Parasites represent over half of species on earth (Windsor, 1998). This diversity has made it difficult for biologists to find characteristics, aside from the fact that parasites gain fitness at the cost of their host, that unify parasites. There is one characteristic that seems to unite many parasites, which is their ability to manipulate their host in favour of their own fitness (Thomas et al. 2005; Poulin, 2010). This includes small behavioural changes like human enterobiasis secreting acid, causing an itching sensation in their host where they lay their eggs (Hugot et al. 1999), to the almost complete control of the fungus Ophiocordyceps unilateralis on the nervous system of their insect host (Evans & Samson, 1984).

Still, within this diversity of host manipulation comes an important question about parasitology in general: How is the parasite able to manipulate the host in both simple and complex interactions?

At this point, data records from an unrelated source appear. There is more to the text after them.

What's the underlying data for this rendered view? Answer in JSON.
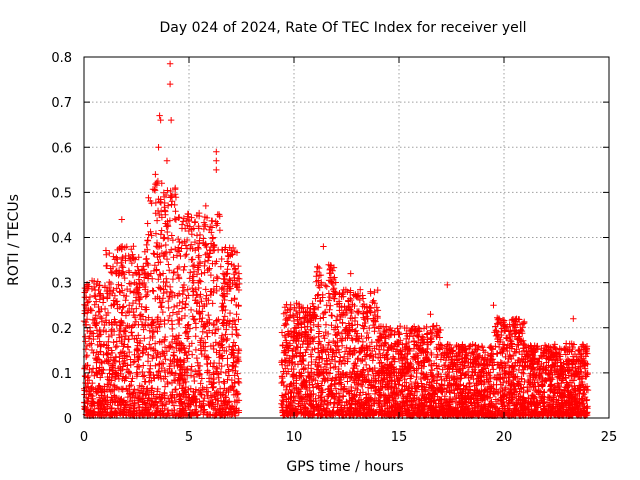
{
  "chart_data": {
    "type": "scatter",
    "title": "Day 024 of 2024, Rate Of TEC Index for receiver yell",
    "xlabel": "GPS time / hours",
    "ylabel": "ROTI / TECUs",
    "xlim": [
      0,
      25
    ],
    "ylim": [
      0,
      0.8
    ],
    "xticks": [
      0,
      5,
      10,
      15,
      20,
      25
    ],
    "xtick_labels": [
      "0",
      "5",
      "10",
      "15",
      "20",
      "25"
    ],
    "yticks": [
      0,
      0.1,
      0.2,
      0.3,
      0.4,
      0.5,
      0.6,
      0.7,
      0.8
    ],
    "ytick_labels": [
      "0",
      "0.1",
      "0.2",
      "0.3",
      "0.4",
      "0.5",
      "0.6",
      "0.7",
      "0.8"
    ],
    "grid": true,
    "marker": "+",
    "marker_color": "#ff0000",
    "series": [
      {
        "name": "ROTI",
        "envelope": [
          {
            "x_start": 0.0,
            "x_end": 1.0,
            "typical_max": 0.3
          },
          {
            "x_start": 1.0,
            "x_end": 3.0,
            "typical_max": 0.38
          },
          {
            "x_start": 3.0,
            "x_end": 4.5,
            "typical_max": 0.52
          },
          {
            "x_start": 4.5,
            "x_end": 6.5,
            "typical_max": 0.45
          },
          {
            "x_start": 6.5,
            "x_end": 7.4,
            "typical_max": 0.38
          },
          {
            "x_start": 9.4,
            "x_end": 11.0,
            "typical_max": 0.25
          },
          {
            "x_start": 11.0,
            "x_end": 12.0,
            "typical_max": 0.34
          },
          {
            "x_start": 12.0,
            "x_end": 14.0,
            "typical_max": 0.28
          },
          {
            "x_start": 14.0,
            "x_end": 17.0,
            "typical_max": 0.2
          },
          {
            "x_start": 17.0,
            "x_end": 19.5,
            "typical_max": 0.16
          },
          {
            "x_start": 19.5,
            "x_end": 21.0,
            "typical_max": 0.22
          },
          {
            "x_start": 21.0,
            "x_end": 24.0,
            "typical_max": 0.16
          }
        ],
        "notable_points": [
          {
            "x": 4.1,
            "y": 0.785
          },
          {
            "x": 4.1,
            "y": 0.74
          },
          {
            "x": 4.15,
            "y": 0.66
          },
          {
            "x": 3.6,
            "y": 0.67
          },
          {
            "x": 3.65,
            "y": 0.66
          },
          {
            "x": 3.55,
            "y": 0.6
          },
          {
            "x": 3.95,
            "y": 0.57
          },
          {
            "x": 3.4,
            "y": 0.54
          },
          {
            "x": 6.3,
            "y": 0.59
          },
          {
            "x": 6.3,
            "y": 0.57
          },
          {
            "x": 6.3,
            "y": 0.55
          },
          {
            "x": 5.8,
            "y": 0.47
          },
          {
            "x": 1.8,
            "y": 0.44
          },
          {
            "x": 11.4,
            "y": 0.38
          },
          {
            "x": 12.7,
            "y": 0.32
          },
          {
            "x": 17.3,
            "y": 0.295
          },
          {
            "x": 16.5,
            "y": 0.23
          },
          {
            "x": 19.5,
            "y": 0.25
          },
          {
            "x": 23.3,
            "y": 0.22
          },
          {
            "x": 23.9,
            "y": 0.1
          }
        ]
      }
    ]
  }
}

Although the answer to this question is going to be unique for every parasite-host interaction, from an evolutionary perspective, one should be able to hypothesise that some of them share common pathways of achieving this. For instance, instead of a parasite continuously secreting proteins to influence host behaviour, a parasite could interfere with the host phenotype on a level of gene expression itself (Saeij et al. 2007; Villares et al. 2020). This could come in especially useful for the parasite when the host has rarely expressed genetic material in place that could assist in parasite fitness.

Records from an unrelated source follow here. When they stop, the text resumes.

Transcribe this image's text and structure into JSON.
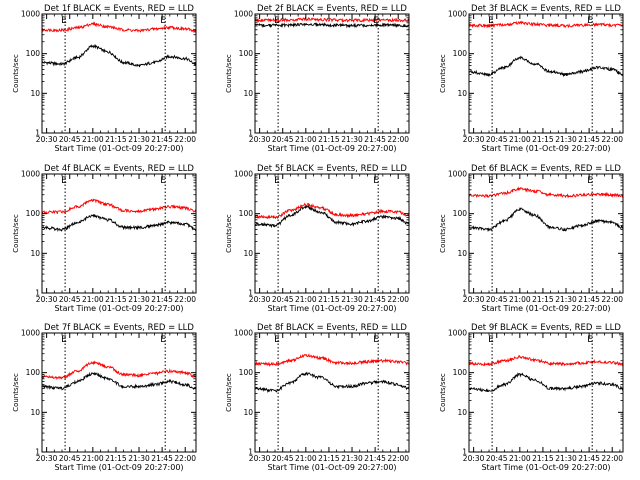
{
  "panel_common": {
    "title_suffix": "BLACK = Events, RED = LLD",
    "xlabel": "Start Time (01-Oct-09 20:27:00)",
    "ylabel": "Counts/sec",
    "x_ticks": [
      "20:30",
      "20:45",
      "21:00",
      "21:15",
      "21:30",
      "21:45",
      "22:00"
    ],
    "y_ticks": [
      "1",
      "10",
      "100",
      "1000"
    ],
    "marker_label": "E"
  },
  "chart_data": [
    {
      "type": "line",
      "title": "Det 1f BLACK = Events, RED = LLD",
      "xlabel": "Start Time (01-Oct-09 20:27:00)",
      "ylabel": "Counts/sec",
      "y_scale": "log",
      "ylim": [
        1,
        1000
      ],
      "xlim": [
        "20:27",
        "22:07"
      ],
      "marker_lines": [
        "20:42",
        "21:47"
      ],
      "series": [
        {
          "color": "#000000",
          "x": [
            "20:27",
            "20:40",
            "20:50",
            "21:00",
            "21:10",
            "21:20",
            "21:30",
            "21:40",
            "21:50",
            "22:00",
            "22:07"
          ],
          "values": [
            60,
            55,
            80,
            155,
            110,
            60,
            50,
            60,
            85,
            75,
            55
          ]
        },
        {
          "color": "#ff0000",
          "x": [
            "20:27",
            "20:40",
            "20:50",
            "21:00",
            "21:10",
            "21:20",
            "21:30",
            "21:40",
            "21:50",
            "22:00",
            "22:07"
          ],
          "values": [
            400,
            390,
            450,
            560,
            480,
            400,
            380,
            420,
            460,
            420,
            380
          ]
        }
      ]
    },
    {
      "type": "line",
      "title": "Det 2f BLACK = Events, RED = LLD",
      "xlabel": "Start Time (01-Oct-09 20:27:00)",
      "ylabel": "Counts/sec",
      "y_scale": "log",
      "ylim": [
        1,
        1000
      ],
      "xlim": [
        "20:27",
        "22:07"
      ],
      "marker_lines": [
        "20:42",
        "21:47"
      ],
      "series": [
        {
          "color": "#000000",
          "x": [
            "20:27",
            "20:40",
            "20:50",
            "21:00",
            "21:10",
            "21:20",
            "21:30",
            "21:40",
            "21:50",
            "22:00",
            "22:07"
          ],
          "values": [
            520,
            520,
            530,
            550,
            540,
            520,
            510,
            520,
            530,
            520,
            510
          ]
        },
        {
          "color": "#ff0000",
          "x": [
            "20:27",
            "20:40",
            "20:50",
            "21:00",
            "21:10",
            "21:20",
            "21:30",
            "21:40",
            "21:50",
            "22:00",
            "22:07"
          ],
          "values": [
            700,
            700,
            720,
            740,
            720,
            700,
            690,
            700,
            710,
            700,
            690
          ]
        }
      ]
    },
    {
      "type": "line",
      "title": "Det 3f BLACK = Events, RED = LLD",
      "xlabel": "Start Time (01-Oct-09 20:27:00)",
      "ylabel": "Counts/sec",
      "y_scale": "log",
      "ylim": [
        1,
        1000
      ],
      "xlim": [
        "20:27",
        "22:07"
      ],
      "marker_lines": [
        "20:42",
        "21:47"
      ],
      "series": [
        {
          "color": "#000000",
          "x": [
            "20:27",
            "20:40",
            "20:50",
            "21:00",
            "21:10",
            "21:20",
            "21:30",
            "21:40",
            "21:50",
            "22:00",
            "22:07"
          ],
          "values": [
            35,
            30,
            45,
            80,
            55,
            35,
            30,
            35,
            45,
            40,
            30
          ]
        },
        {
          "color": "#ff0000",
          "x": [
            "20:27",
            "20:40",
            "20:50",
            "21:00",
            "21:10",
            "21:20",
            "21:30",
            "21:40",
            "21:50",
            "22:00",
            "22:07"
          ],
          "values": [
            520,
            510,
            540,
            600,
            560,
            520,
            510,
            520,
            540,
            530,
            510
          ]
        }
      ]
    },
    {
      "type": "line",
      "title": "Det 4f BLACK = Events, RED = LLD",
      "xlabel": "Start Time (01-Oct-09 20:27:00)",
      "ylabel": "Counts/sec",
      "y_scale": "log",
      "ylim": [
        1,
        1000
      ],
      "xlim": [
        "20:27",
        "22:07"
      ],
      "marker_lines": [
        "20:42",
        "21:47"
      ],
      "series": [
        {
          "color": "#000000",
          "x": [
            "20:27",
            "20:40",
            "20:50",
            "21:00",
            "21:10",
            "21:20",
            "21:30",
            "21:40",
            "21:50",
            "22:00",
            "22:07"
          ],
          "values": [
            45,
            40,
            60,
            90,
            70,
            45,
            45,
            50,
            60,
            55,
            40
          ]
        },
        {
          "color": "#ff0000",
          "x": [
            "20:27",
            "20:40",
            "20:50",
            "21:00",
            "21:10",
            "21:20",
            "21:30",
            "21:40",
            "21:50",
            "22:00",
            "22:07"
          ],
          "values": [
            110,
            110,
            150,
            220,
            170,
            120,
            115,
            130,
            150,
            140,
            115
          ]
        }
      ]
    },
    {
      "type": "line",
      "title": "Det 5f BLACK = Events, RED = LLD",
      "xlabel": "Start Time (01-Oct-09 20:27:00)",
      "ylabel": "Counts/sec",
      "y_scale": "log",
      "ylim": [
        1,
        1000
      ],
      "xlim": [
        "20:27",
        "22:07"
      ],
      "marker_lines": [
        "20:42",
        "21:47"
      ],
      "series": [
        {
          "color": "#000000",
          "x": [
            "20:27",
            "20:40",
            "20:50",
            "21:00",
            "21:10",
            "21:20",
            "21:30",
            "21:40",
            "21:50",
            "22:00",
            "22:07"
          ],
          "values": [
            55,
            50,
            90,
            150,
            110,
            60,
            55,
            65,
            85,
            75,
            55
          ]
        },
        {
          "color": "#ff0000",
          "x": [
            "20:27",
            "20:40",
            "20:50",
            "21:00",
            "21:10",
            "21:20",
            "21:30",
            "21:40",
            "21:50",
            "22:00",
            "22:07"
          ],
          "values": [
            85,
            80,
            120,
            170,
            140,
            95,
            90,
            100,
            115,
            110,
            90
          ]
        }
      ]
    },
    {
      "type": "line",
      "title": "Det 6f BLACK = Events, RED = LLD",
      "xlabel": "Start Time (01-Oct-09 20:27:00)",
      "ylabel": "Counts/sec",
      "y_scale": "log",
      "ylim": [
        1,
        1000
      ],
      "xlim": [
        "20:27",
        "22:07"
      ],
      "marker_lines": [
        "20:42",
        "21:47"
      ],
      "series": [
        {
          "color": "#000000",
          "x": [
            "20:27",
            "20:40",
            "20:50",
            "21:00",
            "21:10",
            "21:20",
            "21:30",
            "21:40",
            "21:50",
            "22:00",
            "22:07"
          ],
          "values": [
            45,
            40,
            65,
            130,
            90,
            45,
            40,
            50,
            65,
            60,
            45
          ]
        },
        {
          "color": "#ff0000",
          "x": [
            "20:27",
            "20:40",
            "20:50",
            "21:00",
            "21:10",
            "21:20",
            "21:30",
            "21:40",
            "21:50",
            "22:00",
            "22:07"
          ],
          "values": [
            290,
            280,
            330,
            420,
            370,
            300,
            280,
            290,
            310,
            300,
            280
          ]
        }
      ]
    },
    {
      "type": "line",
      "title": "Det 7f BLACK = Events, RED = LLD",
      "xlabel": "Start Time (01-Oct-09 20:27:00)",
      "ylabel": "Counts/sec",
      "y_scale": "log",
      "ylim": [
        1,
        1000
      ],
      "xlim": [
        "20:27",
        "22:07"
      ],
      "marker_lines": [
        "20:42",
        "21:47"
      ],
      "series": [
        {
          "color": "#000000",
          "x": [
            "20:27",
            "20:40",
            "20:50",
            "21:00",
            "21:10",
            "21:20",
            "21:30",
            "21:40",
            "21:50",
            "22:00",
            "22:07"
          ],
          "values": [
            45,
            40,
            60,
            95,
            70,
            45,
            45,
            50,
            60,
            50,
            40
          ]
        },
        {
          "color": "#ff0000",
          "x": [
            "20:27",
            "20:40",
            "20:50",
            "21:00",
            "21:10",
            "21:20",
            "21:30",
            "21:40",
            "21:50",
            "22:00",
            "22:07"
          ],
          "values": [
            80,
            75,
            110,
            180,
            140,
            90,
            85,
            95,
            110,
            100,
            80
          ]
        }
      ]
    },
    {
      "type": "line",
      "title": "Det 8f BLACK = Events, RED = LLD",
      "xlabel": "Start Time (01-Oct-09 20:27:00)",
      "ylabel": "Counts/sec",
      "y_scale": "log",
      "ylim": [
        1,
        1000
      ],
      "xlim": [
        "20:27",
        "22:07"
      ],
      "marker_lines": [
        "20:42",
        "21:47"
      ],
      "series": [
        {
          "color": "#000000",
          "x": [
            "20:27",
            "20:40",
            "20:50",
            "21:00",
            "21:10",
            "21:20",
            "21:30",
            "21:40",
            "21:50",
            "22:00",
            "22:07"
          ],
          "values": [
            40,
            35,
            55,
            95,
            75,
            45,
            45,
            55,
            60,
            50,
            40
          ]
        },
        {
          "color": "#ff0000",
          "x": [
            "20:27",
            "20:40",
            "20:50",
            "21:00",
            "21:10",
            "21:20",
            "21:30",
            "21:40",
            "21:50",
            "22:00",
            "22:07"
          ],
          "values": [
            170,
            165,
            200,
            270,
            230,
            180,
            175,
            190,
            200,
            190,
            170
          ]
        }
      ]
    },
    {
      "type": "line",
      "title": "Det 9f BLACK = Events, RED = LLD",
      "xlabel": "Start Time (01-Oct-09 20:27:00)",
      "ylabel": "Counts/sec",
      "y_scale": "log",
      "ylim": [
        1,
        1000
      ],
      "xlim": [
        "20:27",
        "22:07"
      ],
      "marker_lines": [
        "20:42",
        "21:47"
      ],
      "series": [
        {
          "color": "#000000",
          "x": [
            "20:27",
            "20:40",
            "20:50",
            "21:00",
            "21:10",
            "21:20",
            "21:30",
            "21:40",
            "21:50",
            "22:00",
            "22:07"
          ],
          "values": [
            40,
            35,
            50,
            90,
            65,
            40,
            40,
            45,
            55,
            50,
            40
          ]
        },
        {
          "color": "#ff0000",
          "x": [
            "20:27",
            "20:40",
            "20:50",
            "21:00",
            "21:10",
            "21:20",
            "21:30",
            "21:40",
            "21:50",
            "22:00",
            "22:07"
          ],
          "values": [
            170,
            165,
            200,
            250,
            210,
            170,
            165,
            175,
            190,
            180,
            165
          ]
        }
      ]
    }
  ]
}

Likely among the most striking examples of this phenotypic plasticity can be found in social insects, where the phenotype of clones can radically differ depending on the caste of the individual. It is perhaps not surprising that arguably the most successful group of social insects, ants, have such a diversity in host-parasite interactions that can cause radical phenotypic changes (De Bekker et al. 2018). For example, the previously named fungus Ophiocordyceps unilateralis mostly infects ant species (Evans & Samson, 1984). Furthermore, there is the famous example of the ant Cephalotes atratus and the parasitic nematode Myrmeconema neotropicum, in which the nematode causes the ant’s cuticle to display a red colour reminiscent of berries to increase the chance of berry-eating birds to spot them (Poinar & Yanoviak, 2008; De Bekker et al. 2018).

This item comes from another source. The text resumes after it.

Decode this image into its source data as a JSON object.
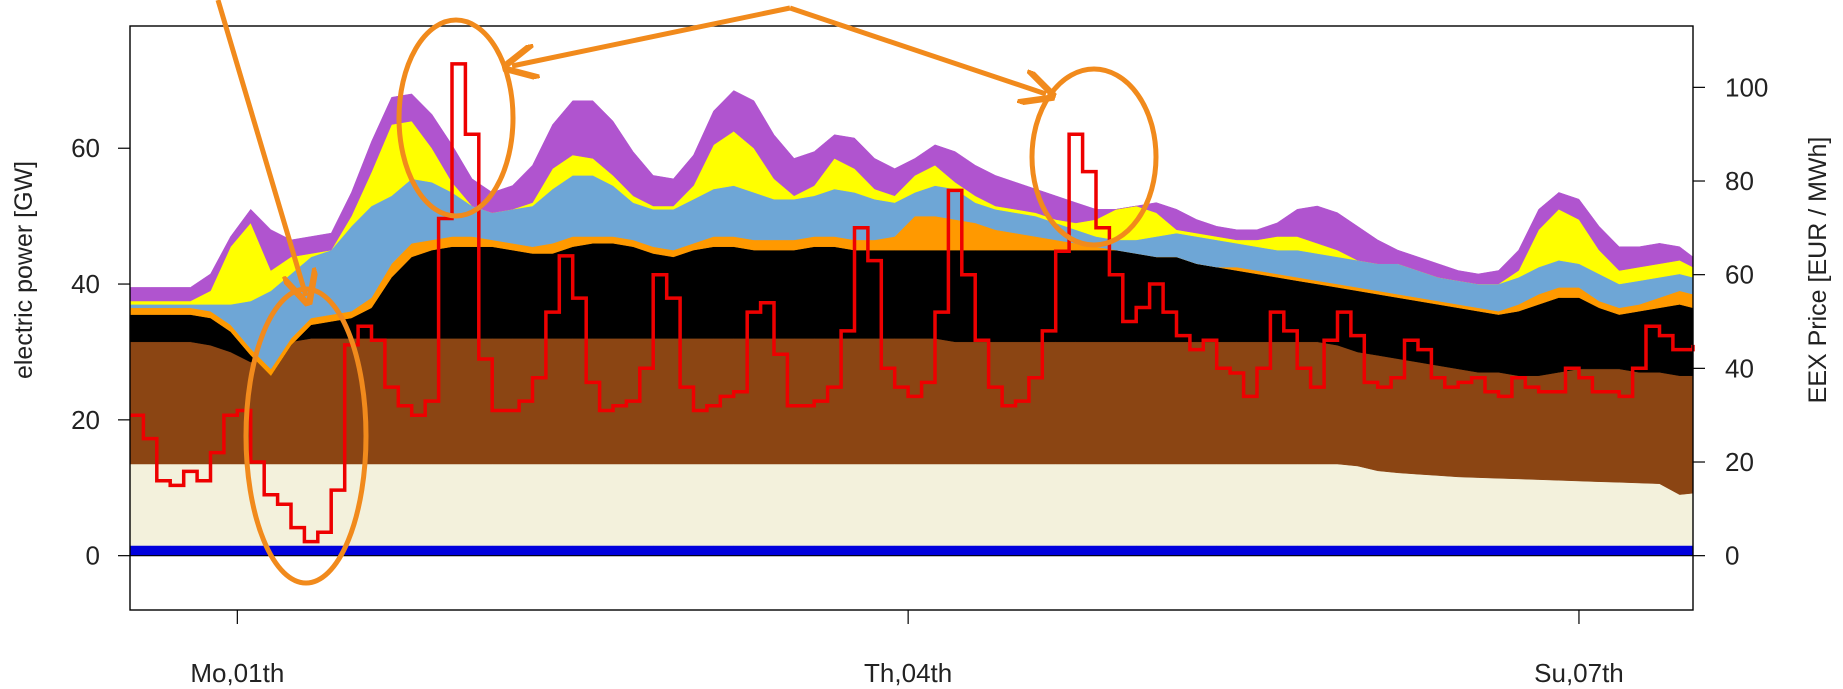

This brings us to the system studied in this PhD, the interaction between the parasitic cestode Anomotaenia brevis and its host Temnothorax nylanderi. Infected T. nylanderi workers have a yellow-coloured cuticle (figure 1a), a smaller head, they remain in the nest as opposed to other workers (Beros et al. 2015) and they have a longer lifespan (Beros et al. unpublished). Nevertheless, these characteristics are not necessarily unique to infected workers. As seen in figure 1b, the long lifespan is very similar to that of T. nylanderi queens. The fact that they remain in the nest and are kept alive by other workers (figure 1c) might be because they display a similar hydrocarbon profile to that of larvae or queens. There is therefore a good reason to suspect that A. brevis does not necessarily invoke changes in phenotype directly, but instead activates or deactivates host genes to its own benefit.